Raad van discipline ’s-Hertogenbosch 6 september 2010, LJN: YA1078
Een advocaat behoort niet feitelijk mee te werken aan de wijziging van de woonplaats van een minderjarig kind van zijn cliënt, als de rechter daarover nog geen uitspraak heeft gedaan.
Art. 46 Advocatenwet (3.1 Vrijheid van handelen; 3.2 Grenzen aan die vrijheid)
Gedragsregel 1
Feiten
Mr. X heeft de voormalige partner van klaagster bijgestaan in een geschil over de verblijfplaats van hun zoon. Klaagster en haar ex-partner hebben gezamenlijk het gezag over deze dertienjarige zoon. Mr. X stuurt klaagster een brief waarin zij haar verzoekt mee te werken aan de wijziging van de verblijfplaats van het kind. Daarop antwoordt klaagster bij monde van haar advocaat dat zij het geen goed idee vindt als de zoon bij zijn vader gaat wonen. Hierop vraagt mr. X de advocaat van klaagster om diens verhinderdata op te geven voor een te entameren kort geding. Voorafgaand aan dat kort geding begeeft mr. X zich met de zoon naar de woning van klaagster om de zoon in de gelegenheid te stellen spullen op te halen en hem vervolgens naar de woning van zijn vader te brengen.
Klacht
Klaagster verwijt mr. X:
1 het vertrouwen in de advocatuur te hebben geschaad door feitelijk mee te werken aan het onttrekken van de zoon van klaagster aan haar gezag;
2 een persoonlijke relatie met haar cliënt te hebben, waardoor haar onafhankelijkheid in de uitoefening van haar beroep in gevaar komt;
3 klaagster rechtstreeks te hebben benaderd, terwijl zij wist dat klaagster een eigen advocaat had;
4 aan klaagster in strijd met de waarheid te hebben meegedeeld dat zij bij de politie aangifte tegen klaagster had gedaan.
Overwegingen
De raad stelt voorop dat aan een advocaat een grote mate van vrijheid toekomt om de belangen van zijn cliënt te behartigen op een wijze die hem passend voorkomt. Die vrijheid mag niet ten gunste van de wederpartij worden beknot, tenzij diens belangen nodeloos en op ontoelaatbare wijze worden geschaad.
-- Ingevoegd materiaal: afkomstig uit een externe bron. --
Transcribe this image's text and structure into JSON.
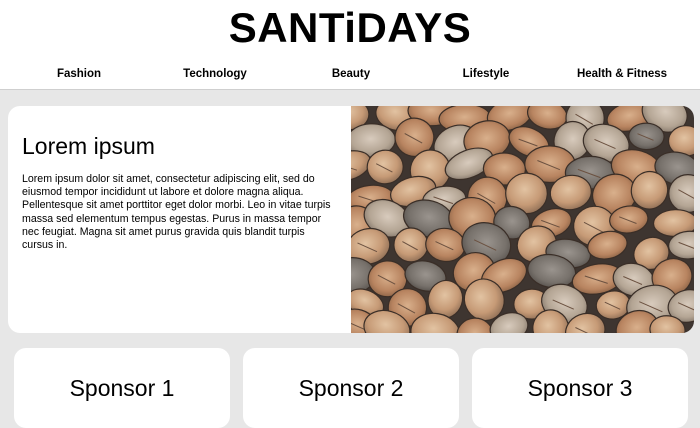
{
  "header": {
    "brand": "SANTiDAYS"
  },
  "nav": {
    "items": [
      {
        "label": "Fashion"
      },
      {
        "label": "Technology"
      },
      {
        "label": "Beauty"
      },
      {
        "label": "Lifestyle"
      },
      {
        "label": "Health & Fitness"
      }
    ]
  },
  "hero": {
    "title": "Lorem ipsum",
    "body": "Lorem ipsum dolor sit amet, consectetur adipiscing elit, sed do eiusmod tempor incididunt ut labore et dolore magna aliqua. Pellentesque sit amet porttitor eget dolor morbi. Leo in vitae turpis massa sed elementum tempus egestas. Purus in massa tempor nec feugiat. Magna sit amet purus gravida quis blandit turpis cursus in."
  },
  "sponsors": [
    {
      "label": "Sponsor 1"
    },
    {
      "label": "Sponsor 2"
    },
    {
      "label": "Sponsor 3"
    }
  ],
  "colors": {
    "page_background": "#e7e7e7",
    "card_background": "#ffffff",
    "text": "#000000"
  }
}
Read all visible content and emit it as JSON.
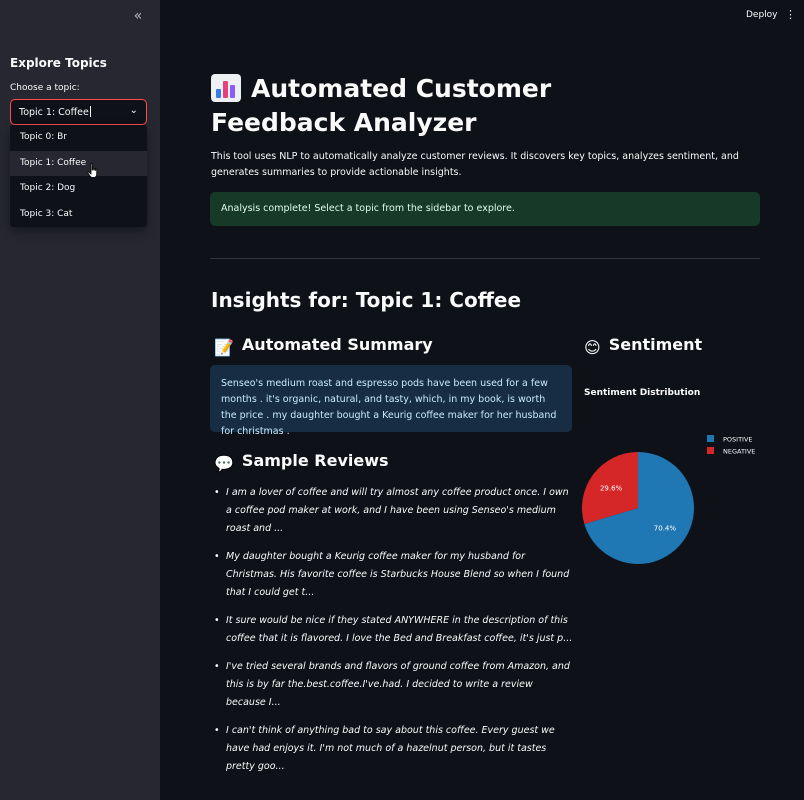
{
  "sidebar": {
    "collapse_icon": "double-chevron-left-icon",
    "title": "Explore Topics",
    "select_label": "Choose a topic:",
    "select_value": "Topic 1: Coffee",
    "options": [
      "Topic 0: Br",
      "Topic 1: Coffee",
      "Topic 2: Dog",
      "Topic 3: Cat"
    ],
    "hovered_option": "Topic 1: Coffee"
  },
  "toolbar": {
    "deploy_label": "Deploy",
    "menu_icon": "kebab-menu-icon"
  },
  "main": {
    "title": "Automated Customer Feedback Analyzer",
    "title_icon": "bar-chart-emoji",
    "description": "This tool uses NLP to automatically analyze customer reviews. It discovers key topics, analyzes sentiment, and generates summaries to provide actionable insights.",
    "success_message": "Analysis complete! Select a topic from the sidebar to explore.",
    "insights_heading": "Insights for: Topic 1: Coffee",
    "summary_heading": "Automated Summary",
    "summary_icon": "memo-emoji",
    "summary_text": "Senseo's medium roast and espresso pods have been used for a few months . it's organic, natural, and tasty, which, in my book, is worth the price . my daughter bought a Keurig coffee maker for her husband for christmas .",
    "reviews_heading": "Sample Reviews",
    "reviews_icon": "speech-bubble-emoji",
    "reviews": [
      "I am a lover of coffee and will try almost any coffee product once. I own a coffee pod maker at work, and I have been using Senseo's medium roast and ...",
      "My daughter bought a Keurig coffee maker for my husband for Christmas. His favorite coffee is Starbucks House Blend so when I found that I could get t...",
      "It sure would be nice if they stated ANYWHERE in the description of this coffee that it is flavored. I love the Bed and Breakfast coffee, it's just p...",
      "I've tried several brands and flavors of ground coffee from Amazon, and this is by far the.best.coffee.I've.had. I decided to write a review because I...",
      "I can't think of anything bad to say about this coffee. Every guest we have had enjoys it. I'm not much of a hazelnut person, but it tastes pretty goo..."
    ],
    "sentiment_heading": "Sentiment",
    "sentiment_icon": "smiling-face-emoji"
  },
  "chart_data": {
    "type": "pie",
    "title": "Sentiment Distribution",
    "categories": [
      "POSITIVE",
      "NEGATIVE"
    ],
    "values": [
      70.4,
      29.6
    ],
    "labels": [
      "70.4%",
      "29.6%"
    ],
    "colors": [
      "#1f77b4",
      "#d62728"
    ],
    "legend_position": "top-right"
  }
}
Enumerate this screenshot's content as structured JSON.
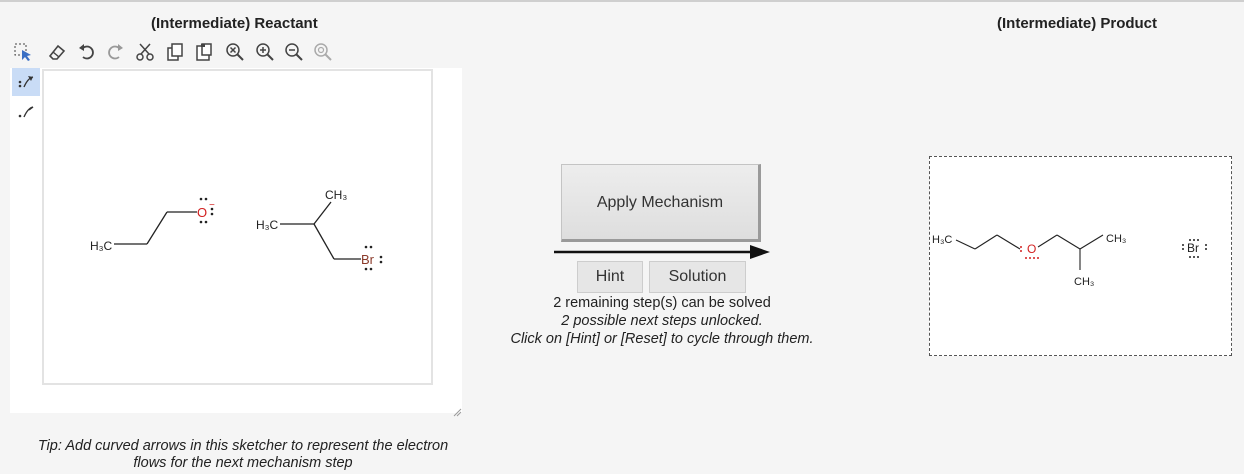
{
  "reactant_panel": {
    "title": "(Intermediate) Reactant"
  },
  "product_panel": {
    "title": "(Intermediate) Product"
  },
  "toolbar": {
    "tools": [
      "select-icon",
      "eraser-icon",
      "undo-icon",
      "redo-icon",
      "cut-icon",
      "copy-icon",
      "paste-icon",
      "clear-icon",
      "zoom-in-icon",
      "zoom-out-icon",
      "zoom-reset-icon"
    ]
  },
  "sidebar": {
    "tools": [
      "curved-arrow-pair-icon",
      "curved-arrow-single-icon"
    ],
    "active": 0
  },
  "reactant": {
    "molecule1": {
      "methyl": "H₃C",
      "oxygen": "O",
      "charge": "−"
    },
    "molecule2": {
      "methyl_top": "CH₃",
      "methyl_left": "H₃C",
      "bromine": "Br"
    }
  },
  "actions": {
    "apply_label": "Apply Mechanism",
    "hint_label": "Hint",
    "solution_label": "Solution"
  },
  "status": {
    "line1": "2 remaining step(s) can be solved",
    "line2": "2 possible next steps unlocked.",
    "line3": "Click on [Hint] or [Reset] to cycle through them."
  },
  "tip": {
    "line1": "Tip: Add curved arrows in this sketcher to represent the electron",
    "line2": "flows for the next mechanism step"
  },
  "product": {
    "methyl_left": "H₃C",
    "oxygen": "O",
    "methyl_top": "CH₃",
    "methyl_bottom": "CH₃",
    "bromine": "Br"
  },
  "colors": {
    "oxygen": "#d22020",
    "bromine": "#8b3a2a",
    "active_tool": "#c9dcf6"
  }
}
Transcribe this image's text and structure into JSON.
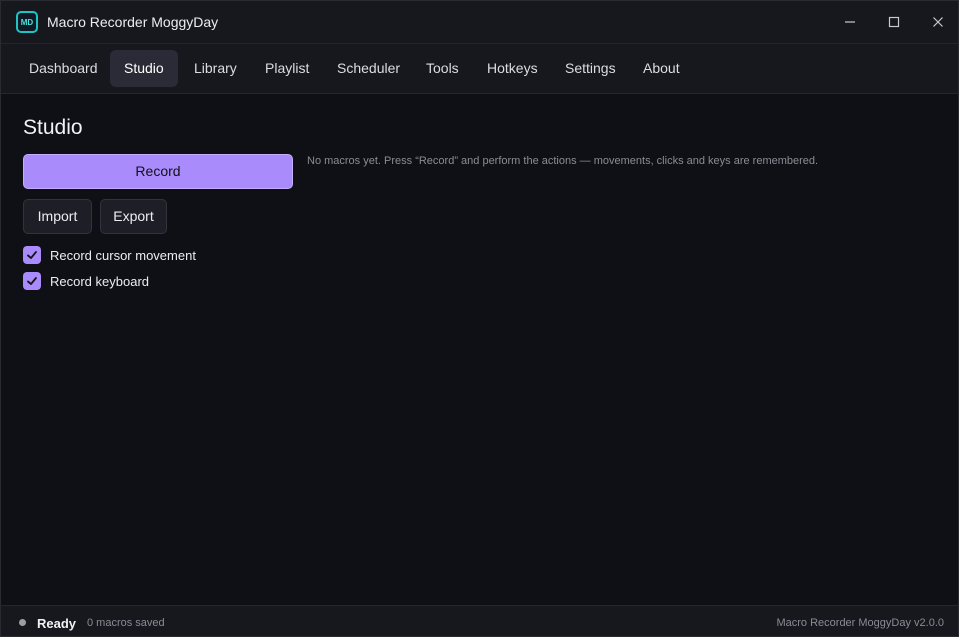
{
  "window": {
    "title": "Macro Recorder MoggyDay",
    "logo_text": "MD",
    "controls": [
      "minimize-icon",
      "maximize-icon",
      "close-icon"
    ]
  },
  "nav": {
    "tabs": [
      {
        "label": "Dashboard",
        "active": false
      },
      {
        "label": "Studio",
        "active": true
      },
      {
        "label": "Library",
        "active": false
      },
      {
        "label": "Playlist",
        "active": false
      },
      {
        "label": "Scheduler",
        "active": false
      },
      {
        "label": "Tools",
        "active": false
      },
      {
        "label": "Hotkeys",
        "active": false
      },
      {
        "label": "Settings",
        "active": false
      },
      {
        "label": "About",
        "active": false
      }
    ]
  },
  "studio": {
    "title": "Studio",
    "record_label": "Record",
    "import_label": "Import",
    "export_label": "Export",
    "options": [
      {
        "label": "Record cursor movement",
        "checked": true
      },
      {
        "label": "Record keyboard",
        "checked": true
      }
    ],
    "empty_message": "No macros yet. Press “Record” and perform the actions — movements, clicks and keys are remembered."
  },
  "status": {
    "state": "Ready",
    "count": "0 macros saved",
    "version": "Macro Recorder MoggyDay v2.0.0"
  },
  "colors": {
    "accent": "#a98bfb",
    "background": "#0f1015",
    "bar": "#17181e",
    "logo_border": "#1ec4c4"
  }
}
De raad is van oordeel dat mr. X de grenzen van de aan haar toekomende vrijheid heeft overschreden. Nu de rechter zich nog niet over de kwestie had gebogen, stond het mr. X niet vrij haar medewerking te verlenen aan de vervulling van de wens van de zoon om bij haar cliënt te gaan wonen. Het eerste klachtonderdeel is derhalve gegrond.
Dat mr. X een persoonlijke relatie met haar cliënt zou onderhouden, is niet komen vast te staan, zodat dit klachtonderdeel ongegrond is.
Het derde klachtonderdeel is wel gegrond. Door zich met de zoon naar de woning van klaagster te begeven, heeft mr. X een situatie gecreëerd waarin rechtstreeks contact tussen haar en klaagster zou plaatsvinden, terwijl haar bekend was dat klaagster werd bijgestaan door een advocaat.
Nu mr. X dat betwist, is niet komen vast te staan dat zij klaagster heeft meegedeeld dat zij aangifte bij de politie had gedaan, terwijl dat niet het geval was. Dit onderdeel van de klacht is derhalve ook ongegrond.
Gelet op de korte praktijkervaring van mr. X acht de raad een enkele waarschuwing passend.
Beslissing
Verklaart de klacht deels gegrond en deels ongegrond en legt aan mr. X de maatregel op van een enkele waarschuwing.